Kongress Mentale Gesundheit: Ein psychisches Trauma kann jeden treffen

Das Leben danach wurde in Ottenschlag beleuchtet

Ottenschlag (TP/OTS) - Das Lebens.Resort Ottenschlag lud gemeinsam mit der Xundheitswelt-Akademie zur siebten Veranstaltung „Mentale Gesundheit im Dialog“. Der hochkarätige Kongress widmete sich dem Thema „Posttraumatische Belastungsstörungen – Möglichkeiten & Grenzen in Primärbehandlung und Rehabilitation“. Ärzte, Psychotherapeuten, Psychologen und interessiertes Fachpublikum nahmen an der Fortbildung im Lebens.Resort Ottenschlag teil.

Das Thema „Krisenintervention“ gewinnt angesichts der immer größeren und rasch wachsenden Sensibilität in allen Lebensbereichen zunehmend an Bedeutung. War es bis vor wenigen Jahrzehnten noch eine Randerscheinung, steht es heute rund um die Uhr im Brennpunkt der Aufmerksamkeit. Zudem sorgen ja auch die Medien dafür, dass traumatisierte Menschen einen Fixplatz in unserem Bewusstsein gefunden haben.

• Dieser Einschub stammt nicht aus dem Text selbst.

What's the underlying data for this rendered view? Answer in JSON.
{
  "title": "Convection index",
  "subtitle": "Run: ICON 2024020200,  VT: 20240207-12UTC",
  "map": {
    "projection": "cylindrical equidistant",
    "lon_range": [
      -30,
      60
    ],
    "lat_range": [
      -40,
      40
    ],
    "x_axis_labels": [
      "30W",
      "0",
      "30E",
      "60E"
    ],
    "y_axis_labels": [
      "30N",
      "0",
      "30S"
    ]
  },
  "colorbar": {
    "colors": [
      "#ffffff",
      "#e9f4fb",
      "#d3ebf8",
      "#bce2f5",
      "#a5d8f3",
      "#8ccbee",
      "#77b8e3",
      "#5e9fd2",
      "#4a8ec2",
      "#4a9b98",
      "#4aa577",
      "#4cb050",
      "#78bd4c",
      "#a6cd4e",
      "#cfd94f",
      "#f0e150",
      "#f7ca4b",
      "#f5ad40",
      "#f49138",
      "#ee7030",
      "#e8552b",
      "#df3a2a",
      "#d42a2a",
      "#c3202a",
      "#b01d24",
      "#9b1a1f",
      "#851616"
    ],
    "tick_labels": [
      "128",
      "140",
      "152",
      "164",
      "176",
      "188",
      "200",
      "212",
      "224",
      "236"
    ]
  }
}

Prim. Dr. Christiane Handl, Ärztliche Leiterin des Fachgebietes Rehabilitation psychischer Erkrankungen im Lebens.Resort Ottenschlag und für die wissenschaftliche Leitung des Kongresses verantwortlich, stellt fest: „In der Vorgeschichte vieler Patienten mit psychischen Erkrankungen finden sich traumatische Erlebnisse. Wissenschaftliche Studien konnten diesen Zusammenhang nachweisen. Dementsprechend hoch ist auch der Anteil an traumatisierten Menschen in der sechswöchigen Rehabilitation.“

Wie sehr dieses brisante Thema die Gesellschaft prägt, untermauerte Univ.-Prof. Dr. Christoph Pieh (Leiter des Zentrums für Psychosomatische Medizin und Supervision an der Donau-Universität Krems) mit eindrucksvollem Zahlenmaterial. Demnach machen 50 bis 90 Prozent aller Menschen im Verlauf ihres Lebens mindestens einmal eine traumatische Erfahrung. Rund zehn Prozent davon entwickeln eine posttraumatische Belastungsstörung.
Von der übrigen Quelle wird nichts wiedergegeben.